3.5 stars. Margaret Atwood is sharp, pencil sharp, and, I happen to be overly critical of poetry as a past writer. I always left her poems with wanting a little more, than analyzation.
I've always enjoyed Margaret Atwood's poetry. That being said, the earlier works in this collection aren't as good, and her style in general is best enjoyed sparingly. She writes of love, sex, the body, nature, and death in a way that's starkly beautiful. Some of the poems use the voice of Canadian settlers (a somewhat interesting non-fiction twist), some are written from the perspective of animals (in my opinion, the best poems in the book), but most seem to use the author's self or an alter ego as the speaker. Atwood's metaphors are creative and her language has such precision, but the angsty free verse sometimes borders on bad teen poetry. Nonetheless, Selected Poems: 1966-1984 is full of gems.

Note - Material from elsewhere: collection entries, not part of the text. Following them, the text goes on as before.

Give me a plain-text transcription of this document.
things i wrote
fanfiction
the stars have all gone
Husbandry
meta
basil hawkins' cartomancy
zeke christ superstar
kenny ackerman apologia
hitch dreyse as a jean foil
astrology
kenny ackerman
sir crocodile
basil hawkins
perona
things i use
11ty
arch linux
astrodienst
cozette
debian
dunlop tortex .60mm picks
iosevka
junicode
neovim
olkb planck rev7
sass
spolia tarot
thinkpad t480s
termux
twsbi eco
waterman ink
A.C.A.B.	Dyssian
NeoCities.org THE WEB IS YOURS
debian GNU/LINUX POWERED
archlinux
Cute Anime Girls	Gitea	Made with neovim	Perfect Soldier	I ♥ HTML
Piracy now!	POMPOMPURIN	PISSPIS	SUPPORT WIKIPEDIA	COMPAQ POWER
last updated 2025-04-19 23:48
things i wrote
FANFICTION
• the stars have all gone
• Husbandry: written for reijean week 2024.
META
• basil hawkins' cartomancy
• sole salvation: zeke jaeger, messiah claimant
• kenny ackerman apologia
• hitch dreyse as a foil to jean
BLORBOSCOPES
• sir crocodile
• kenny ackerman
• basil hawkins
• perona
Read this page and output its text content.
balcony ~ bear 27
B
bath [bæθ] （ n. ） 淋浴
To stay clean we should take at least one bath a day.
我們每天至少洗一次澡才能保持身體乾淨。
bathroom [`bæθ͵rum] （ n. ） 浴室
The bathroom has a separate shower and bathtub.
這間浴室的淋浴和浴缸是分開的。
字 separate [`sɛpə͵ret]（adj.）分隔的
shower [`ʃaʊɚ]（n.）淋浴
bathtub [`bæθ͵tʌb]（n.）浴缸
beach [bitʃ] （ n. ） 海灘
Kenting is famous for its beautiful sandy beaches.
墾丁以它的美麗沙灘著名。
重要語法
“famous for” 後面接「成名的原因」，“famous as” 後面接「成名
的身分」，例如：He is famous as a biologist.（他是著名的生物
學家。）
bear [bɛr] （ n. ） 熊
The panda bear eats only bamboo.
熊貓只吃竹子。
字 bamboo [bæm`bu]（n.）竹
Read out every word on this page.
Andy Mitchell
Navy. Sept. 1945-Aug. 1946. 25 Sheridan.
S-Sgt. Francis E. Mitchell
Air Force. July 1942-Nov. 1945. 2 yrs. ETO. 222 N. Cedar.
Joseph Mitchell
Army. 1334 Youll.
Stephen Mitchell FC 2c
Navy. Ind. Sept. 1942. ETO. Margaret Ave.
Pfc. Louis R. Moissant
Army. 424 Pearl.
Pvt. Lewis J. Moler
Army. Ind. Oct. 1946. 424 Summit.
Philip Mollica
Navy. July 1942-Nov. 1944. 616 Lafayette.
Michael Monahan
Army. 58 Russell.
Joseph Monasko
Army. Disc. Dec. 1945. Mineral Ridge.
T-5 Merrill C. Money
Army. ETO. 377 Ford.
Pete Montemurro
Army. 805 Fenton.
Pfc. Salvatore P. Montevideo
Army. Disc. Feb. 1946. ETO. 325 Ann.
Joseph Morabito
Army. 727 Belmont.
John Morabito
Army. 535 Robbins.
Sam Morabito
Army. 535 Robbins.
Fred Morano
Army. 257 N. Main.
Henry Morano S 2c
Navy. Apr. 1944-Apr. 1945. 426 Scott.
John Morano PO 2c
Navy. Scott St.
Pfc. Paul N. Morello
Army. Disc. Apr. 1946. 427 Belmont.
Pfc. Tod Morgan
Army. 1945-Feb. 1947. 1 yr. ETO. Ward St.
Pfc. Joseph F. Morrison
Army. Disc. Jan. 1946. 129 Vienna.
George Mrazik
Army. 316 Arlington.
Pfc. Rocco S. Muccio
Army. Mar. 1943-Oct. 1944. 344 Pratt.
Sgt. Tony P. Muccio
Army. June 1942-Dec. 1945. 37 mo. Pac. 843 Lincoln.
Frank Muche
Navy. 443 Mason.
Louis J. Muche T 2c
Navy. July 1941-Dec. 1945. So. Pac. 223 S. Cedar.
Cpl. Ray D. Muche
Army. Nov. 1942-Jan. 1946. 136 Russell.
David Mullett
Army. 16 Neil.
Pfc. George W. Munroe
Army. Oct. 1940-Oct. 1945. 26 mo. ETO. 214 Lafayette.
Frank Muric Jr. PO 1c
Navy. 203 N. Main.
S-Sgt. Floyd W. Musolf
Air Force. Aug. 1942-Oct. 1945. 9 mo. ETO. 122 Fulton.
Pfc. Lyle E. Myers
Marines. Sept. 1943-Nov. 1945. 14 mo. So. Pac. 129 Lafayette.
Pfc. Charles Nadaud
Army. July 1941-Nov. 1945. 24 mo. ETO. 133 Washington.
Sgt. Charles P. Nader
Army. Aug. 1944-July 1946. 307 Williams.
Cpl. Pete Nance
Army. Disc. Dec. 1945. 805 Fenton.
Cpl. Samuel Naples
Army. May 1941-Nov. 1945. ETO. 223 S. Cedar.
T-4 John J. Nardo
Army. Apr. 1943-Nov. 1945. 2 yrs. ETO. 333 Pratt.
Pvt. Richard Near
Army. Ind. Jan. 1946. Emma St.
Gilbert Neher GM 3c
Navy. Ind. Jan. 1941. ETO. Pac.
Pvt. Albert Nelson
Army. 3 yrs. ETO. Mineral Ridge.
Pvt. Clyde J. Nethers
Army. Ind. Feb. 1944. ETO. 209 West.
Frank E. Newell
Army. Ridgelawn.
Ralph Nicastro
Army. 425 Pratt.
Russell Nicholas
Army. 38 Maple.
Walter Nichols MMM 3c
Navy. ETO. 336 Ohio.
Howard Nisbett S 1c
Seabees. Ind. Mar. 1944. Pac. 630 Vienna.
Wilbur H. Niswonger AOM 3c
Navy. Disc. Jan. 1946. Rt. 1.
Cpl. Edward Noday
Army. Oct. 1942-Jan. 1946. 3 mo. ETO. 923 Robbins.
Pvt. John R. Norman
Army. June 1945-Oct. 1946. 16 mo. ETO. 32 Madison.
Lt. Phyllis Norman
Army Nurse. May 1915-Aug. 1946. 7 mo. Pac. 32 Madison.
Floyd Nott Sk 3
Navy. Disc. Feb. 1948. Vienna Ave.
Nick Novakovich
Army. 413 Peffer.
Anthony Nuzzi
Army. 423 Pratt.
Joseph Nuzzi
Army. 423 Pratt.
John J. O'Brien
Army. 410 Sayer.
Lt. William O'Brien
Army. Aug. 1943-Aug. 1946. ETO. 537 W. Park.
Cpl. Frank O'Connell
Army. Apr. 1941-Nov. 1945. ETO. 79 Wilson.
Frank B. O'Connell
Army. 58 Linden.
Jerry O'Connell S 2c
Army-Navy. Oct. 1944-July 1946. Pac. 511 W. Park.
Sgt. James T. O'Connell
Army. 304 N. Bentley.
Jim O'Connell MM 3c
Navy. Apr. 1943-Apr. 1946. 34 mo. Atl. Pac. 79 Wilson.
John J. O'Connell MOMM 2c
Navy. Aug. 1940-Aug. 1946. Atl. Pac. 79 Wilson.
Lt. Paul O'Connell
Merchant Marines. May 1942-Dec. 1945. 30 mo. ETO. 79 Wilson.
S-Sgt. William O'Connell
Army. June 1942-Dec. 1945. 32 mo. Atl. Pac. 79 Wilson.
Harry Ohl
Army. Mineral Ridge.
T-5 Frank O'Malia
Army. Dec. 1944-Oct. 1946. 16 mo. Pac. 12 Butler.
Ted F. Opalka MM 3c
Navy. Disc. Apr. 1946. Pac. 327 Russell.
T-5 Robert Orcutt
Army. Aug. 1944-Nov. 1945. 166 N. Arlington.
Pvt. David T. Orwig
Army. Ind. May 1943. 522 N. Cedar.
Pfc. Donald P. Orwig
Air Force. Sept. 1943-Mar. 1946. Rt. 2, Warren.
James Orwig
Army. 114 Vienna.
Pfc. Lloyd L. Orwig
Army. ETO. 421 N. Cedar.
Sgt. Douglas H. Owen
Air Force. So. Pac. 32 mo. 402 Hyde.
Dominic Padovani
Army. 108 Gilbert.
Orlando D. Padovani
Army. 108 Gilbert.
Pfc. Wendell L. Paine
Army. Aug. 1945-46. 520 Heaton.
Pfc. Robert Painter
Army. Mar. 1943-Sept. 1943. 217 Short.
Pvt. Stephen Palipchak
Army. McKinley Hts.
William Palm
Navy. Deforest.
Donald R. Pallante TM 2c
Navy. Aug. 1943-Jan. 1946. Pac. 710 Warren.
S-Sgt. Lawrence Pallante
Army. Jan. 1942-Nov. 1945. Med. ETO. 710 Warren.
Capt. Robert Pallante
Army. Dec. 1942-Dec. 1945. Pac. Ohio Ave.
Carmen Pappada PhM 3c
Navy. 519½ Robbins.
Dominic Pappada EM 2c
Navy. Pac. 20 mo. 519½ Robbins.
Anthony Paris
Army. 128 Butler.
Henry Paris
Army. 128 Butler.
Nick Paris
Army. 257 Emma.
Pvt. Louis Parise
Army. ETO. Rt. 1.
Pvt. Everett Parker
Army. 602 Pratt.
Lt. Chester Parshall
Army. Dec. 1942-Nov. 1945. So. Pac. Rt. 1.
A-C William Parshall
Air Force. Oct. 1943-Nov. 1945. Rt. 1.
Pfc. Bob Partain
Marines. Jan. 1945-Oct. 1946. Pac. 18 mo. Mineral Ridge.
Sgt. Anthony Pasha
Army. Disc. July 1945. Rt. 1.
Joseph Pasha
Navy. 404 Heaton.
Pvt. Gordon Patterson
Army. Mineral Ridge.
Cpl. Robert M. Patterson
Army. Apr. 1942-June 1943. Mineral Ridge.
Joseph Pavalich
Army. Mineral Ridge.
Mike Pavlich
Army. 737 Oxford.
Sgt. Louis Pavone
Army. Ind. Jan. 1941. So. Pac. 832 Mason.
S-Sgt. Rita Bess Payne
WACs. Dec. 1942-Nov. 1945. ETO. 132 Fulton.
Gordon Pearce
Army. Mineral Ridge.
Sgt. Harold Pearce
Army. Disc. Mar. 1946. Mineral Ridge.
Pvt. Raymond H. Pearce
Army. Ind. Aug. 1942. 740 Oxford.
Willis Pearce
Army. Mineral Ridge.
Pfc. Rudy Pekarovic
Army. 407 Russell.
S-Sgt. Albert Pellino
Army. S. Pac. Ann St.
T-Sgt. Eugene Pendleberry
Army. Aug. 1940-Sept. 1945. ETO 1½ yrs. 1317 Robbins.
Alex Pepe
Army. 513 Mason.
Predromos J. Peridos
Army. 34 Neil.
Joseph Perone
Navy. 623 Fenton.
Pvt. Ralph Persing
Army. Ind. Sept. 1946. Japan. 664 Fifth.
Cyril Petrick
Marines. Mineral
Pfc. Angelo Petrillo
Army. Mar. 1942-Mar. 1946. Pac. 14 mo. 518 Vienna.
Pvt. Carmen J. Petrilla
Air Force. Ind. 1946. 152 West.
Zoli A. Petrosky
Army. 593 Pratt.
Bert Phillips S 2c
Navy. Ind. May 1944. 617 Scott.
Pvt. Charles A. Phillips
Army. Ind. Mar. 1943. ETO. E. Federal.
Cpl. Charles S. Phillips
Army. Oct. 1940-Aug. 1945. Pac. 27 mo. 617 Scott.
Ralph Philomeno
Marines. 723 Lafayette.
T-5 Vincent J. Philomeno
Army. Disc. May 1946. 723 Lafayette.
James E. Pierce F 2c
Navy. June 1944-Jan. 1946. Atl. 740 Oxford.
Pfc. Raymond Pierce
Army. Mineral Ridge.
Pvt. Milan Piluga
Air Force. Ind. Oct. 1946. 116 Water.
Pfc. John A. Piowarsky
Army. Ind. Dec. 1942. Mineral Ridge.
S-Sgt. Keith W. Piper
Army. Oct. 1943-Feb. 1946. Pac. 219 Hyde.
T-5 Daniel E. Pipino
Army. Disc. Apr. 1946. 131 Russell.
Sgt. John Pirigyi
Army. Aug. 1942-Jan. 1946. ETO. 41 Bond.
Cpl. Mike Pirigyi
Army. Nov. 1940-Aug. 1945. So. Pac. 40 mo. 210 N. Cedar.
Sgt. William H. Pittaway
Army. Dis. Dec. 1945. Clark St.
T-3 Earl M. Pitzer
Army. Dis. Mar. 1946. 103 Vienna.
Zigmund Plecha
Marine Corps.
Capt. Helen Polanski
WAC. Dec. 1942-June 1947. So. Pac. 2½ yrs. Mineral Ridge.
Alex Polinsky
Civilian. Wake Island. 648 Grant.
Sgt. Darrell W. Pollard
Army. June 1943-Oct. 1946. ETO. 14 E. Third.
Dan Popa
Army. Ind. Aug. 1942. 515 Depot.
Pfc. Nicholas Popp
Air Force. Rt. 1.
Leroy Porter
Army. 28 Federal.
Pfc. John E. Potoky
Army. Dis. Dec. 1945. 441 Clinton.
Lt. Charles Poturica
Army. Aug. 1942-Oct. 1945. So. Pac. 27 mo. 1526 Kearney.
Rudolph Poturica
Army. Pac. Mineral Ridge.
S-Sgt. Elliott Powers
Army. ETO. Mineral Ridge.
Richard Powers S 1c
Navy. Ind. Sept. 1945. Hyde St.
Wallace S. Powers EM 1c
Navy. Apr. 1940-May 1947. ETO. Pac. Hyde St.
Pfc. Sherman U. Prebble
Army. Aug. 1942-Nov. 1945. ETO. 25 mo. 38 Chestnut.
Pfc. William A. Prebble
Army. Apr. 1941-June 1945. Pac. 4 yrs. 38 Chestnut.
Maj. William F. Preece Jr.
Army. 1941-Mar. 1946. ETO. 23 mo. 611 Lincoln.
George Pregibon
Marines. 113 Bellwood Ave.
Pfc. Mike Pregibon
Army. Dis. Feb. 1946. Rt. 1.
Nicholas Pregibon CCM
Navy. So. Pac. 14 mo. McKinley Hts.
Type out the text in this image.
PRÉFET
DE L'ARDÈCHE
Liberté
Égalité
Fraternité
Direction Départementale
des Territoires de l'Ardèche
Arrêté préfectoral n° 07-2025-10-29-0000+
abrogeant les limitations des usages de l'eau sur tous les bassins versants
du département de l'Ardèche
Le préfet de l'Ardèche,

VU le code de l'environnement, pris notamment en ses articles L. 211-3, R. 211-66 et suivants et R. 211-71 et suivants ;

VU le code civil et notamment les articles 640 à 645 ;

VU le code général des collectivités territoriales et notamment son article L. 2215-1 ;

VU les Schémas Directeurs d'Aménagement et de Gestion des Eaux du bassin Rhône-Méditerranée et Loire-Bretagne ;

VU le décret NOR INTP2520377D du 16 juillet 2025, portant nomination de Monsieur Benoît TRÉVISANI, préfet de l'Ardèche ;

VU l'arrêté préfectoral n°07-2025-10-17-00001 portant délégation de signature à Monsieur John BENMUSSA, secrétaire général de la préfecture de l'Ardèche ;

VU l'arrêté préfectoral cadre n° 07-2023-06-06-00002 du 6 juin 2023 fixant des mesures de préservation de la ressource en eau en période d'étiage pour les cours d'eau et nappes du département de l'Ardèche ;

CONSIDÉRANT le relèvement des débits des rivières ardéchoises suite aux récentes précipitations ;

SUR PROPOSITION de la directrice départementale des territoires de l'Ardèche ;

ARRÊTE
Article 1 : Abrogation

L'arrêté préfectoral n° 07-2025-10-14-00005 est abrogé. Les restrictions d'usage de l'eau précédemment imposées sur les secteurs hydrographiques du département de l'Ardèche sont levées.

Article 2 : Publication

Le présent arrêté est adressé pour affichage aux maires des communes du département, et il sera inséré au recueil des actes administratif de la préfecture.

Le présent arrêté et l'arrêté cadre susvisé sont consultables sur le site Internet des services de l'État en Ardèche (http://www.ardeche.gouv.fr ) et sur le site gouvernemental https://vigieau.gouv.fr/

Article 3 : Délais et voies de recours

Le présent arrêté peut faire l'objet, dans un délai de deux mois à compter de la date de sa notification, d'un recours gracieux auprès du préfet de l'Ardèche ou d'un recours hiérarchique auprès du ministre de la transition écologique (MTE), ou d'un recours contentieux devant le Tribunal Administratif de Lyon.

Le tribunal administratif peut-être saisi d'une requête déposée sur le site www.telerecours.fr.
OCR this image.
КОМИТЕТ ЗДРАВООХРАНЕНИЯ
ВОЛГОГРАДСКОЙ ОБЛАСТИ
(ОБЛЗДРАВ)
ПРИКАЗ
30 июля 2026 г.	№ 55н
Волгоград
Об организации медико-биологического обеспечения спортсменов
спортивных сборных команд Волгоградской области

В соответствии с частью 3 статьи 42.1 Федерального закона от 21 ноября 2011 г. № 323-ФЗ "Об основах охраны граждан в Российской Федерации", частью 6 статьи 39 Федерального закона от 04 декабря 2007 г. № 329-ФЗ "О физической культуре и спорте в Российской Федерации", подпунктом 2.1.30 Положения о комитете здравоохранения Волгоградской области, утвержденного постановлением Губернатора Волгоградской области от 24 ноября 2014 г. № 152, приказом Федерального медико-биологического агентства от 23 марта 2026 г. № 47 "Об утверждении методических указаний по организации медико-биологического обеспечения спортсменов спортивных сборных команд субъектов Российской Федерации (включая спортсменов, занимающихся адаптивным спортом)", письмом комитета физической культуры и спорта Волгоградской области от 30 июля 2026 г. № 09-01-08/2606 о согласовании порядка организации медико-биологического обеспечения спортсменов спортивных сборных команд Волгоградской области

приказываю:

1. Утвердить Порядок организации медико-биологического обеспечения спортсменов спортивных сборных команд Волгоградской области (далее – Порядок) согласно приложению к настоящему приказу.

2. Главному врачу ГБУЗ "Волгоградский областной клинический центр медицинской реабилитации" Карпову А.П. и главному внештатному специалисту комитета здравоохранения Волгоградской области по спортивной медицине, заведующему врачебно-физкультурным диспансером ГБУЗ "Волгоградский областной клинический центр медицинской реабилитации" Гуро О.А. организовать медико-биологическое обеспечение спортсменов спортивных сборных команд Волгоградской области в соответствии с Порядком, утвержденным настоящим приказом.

Poems that I liked: "Pre-amphibian," "Backdrop addresses cowboy," "Paths and thingscape," "The immigrants," "Dream 1: the bush garden," "The dreams of the other children," "The double voice," "Daguerreotype taken in old age," "Three desk objects," "Woman Skating," "Carrying food home in winter," "This is a mistake," "I see you," "You are happy," "Rat song," "Song of the worms," "Circe/Mud Poems," "Late August," "Burned space," "The woman who could not live with her faulty heart," "Five poems for grandmothers," "Two-headed poems," "Nasturtium," "True stories," "Landcrab I," "Postcard," "Torture," "French colonial," "Earth," "Variations on the word sleep," "Mushrooms," "High summer," "Lesson on snakes," "The blue snake," "The words continue their journey," "Heart test with an echo chamber," "Sumacs."
As a Canadian, I grew up reading Margaret Atwood's amazing poetry and early novels, Surfacing, and Edible Woman. I'm not as much a fan of her later, more unwieldy stories, but these two, and her poetry are startling in their simplicity and an intimate look at a woman struggling to find her place in the feminist years of the 60's and 70's. Even if you're not an Atwood fan, check out these two books, and her early poetry.
I do like Atwood very much and her early poems are able to provide a glimpse into who she has become as a writer. She is one of the best writers out there and you can see this genius emerging in her earliest verse.